I believe the SQL standard does not mention the word 'relation', only tables. Correct me I'm wrong but I think it talks of 'updating tables'. Whenever people talk of a model that 'updates tables', they might be talking about some 'SQL model' but they are not talking about any 'relational model' that I've ever heard of.

I suspect Codd used the word 'update' only to give his ideas some familiar link to the sloppy terminology that was in wide play more than thirty years ago and seems to persist, eg., 'file updating'. The verb 'replace' seems closer to the actual effect of such languages, but even that word is imperfect unless a dbms language formally specifies its algebraic equivalent. 'Substitute' might be a word that is closer to the phenomenon of algebraic symbol manipulation.

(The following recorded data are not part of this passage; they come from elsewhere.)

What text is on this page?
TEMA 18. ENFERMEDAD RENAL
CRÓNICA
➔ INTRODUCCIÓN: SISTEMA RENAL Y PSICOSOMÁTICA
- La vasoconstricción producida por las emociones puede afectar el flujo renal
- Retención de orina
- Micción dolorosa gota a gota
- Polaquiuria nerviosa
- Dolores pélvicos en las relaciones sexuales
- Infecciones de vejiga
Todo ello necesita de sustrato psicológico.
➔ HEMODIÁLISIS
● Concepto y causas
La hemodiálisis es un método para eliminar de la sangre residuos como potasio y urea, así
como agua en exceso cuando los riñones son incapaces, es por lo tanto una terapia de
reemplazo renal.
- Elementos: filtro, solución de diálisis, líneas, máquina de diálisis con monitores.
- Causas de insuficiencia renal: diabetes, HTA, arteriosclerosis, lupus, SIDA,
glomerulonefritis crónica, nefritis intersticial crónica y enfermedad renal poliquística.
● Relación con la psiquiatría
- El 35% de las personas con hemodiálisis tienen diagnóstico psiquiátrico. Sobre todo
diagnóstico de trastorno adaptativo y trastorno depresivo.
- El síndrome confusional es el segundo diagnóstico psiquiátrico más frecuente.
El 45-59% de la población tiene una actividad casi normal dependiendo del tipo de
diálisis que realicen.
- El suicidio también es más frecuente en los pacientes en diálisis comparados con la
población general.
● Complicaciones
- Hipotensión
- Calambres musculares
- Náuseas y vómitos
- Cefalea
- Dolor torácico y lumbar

Vadim recently quoted some Oracle documentation or other:

*The DML statement must affect only one table underlying the join.
*For an INSERT statement, the view must not be created WITH CHECK
OPTION, and all columns into which values are inserted must come from
a key-preserved table. A key-preserved table is one for which every
primary key or unique key value in the base table is also unique in
the join view.
*For an UPDATE statement, all columns updated must be extracted
from a key-preserved table. If the view was created WITH CHECK OPTION,
then join columns and columns taken from tables that are referenced
more than once in the view must be shielded from UPDATE.

Good god, try to count all the concepts those few lines introduce, updating columns (presumably updating a column is not the same as updating a table), key preservation (presumably keys can come and go), column extraction (presumably columns could be inserted too), underlying tables (presumably underlying and base are two different concepts), "only one table", "referenced more than once", blah, blah. It looks very much like a specification that was written AFTER the implementation was written!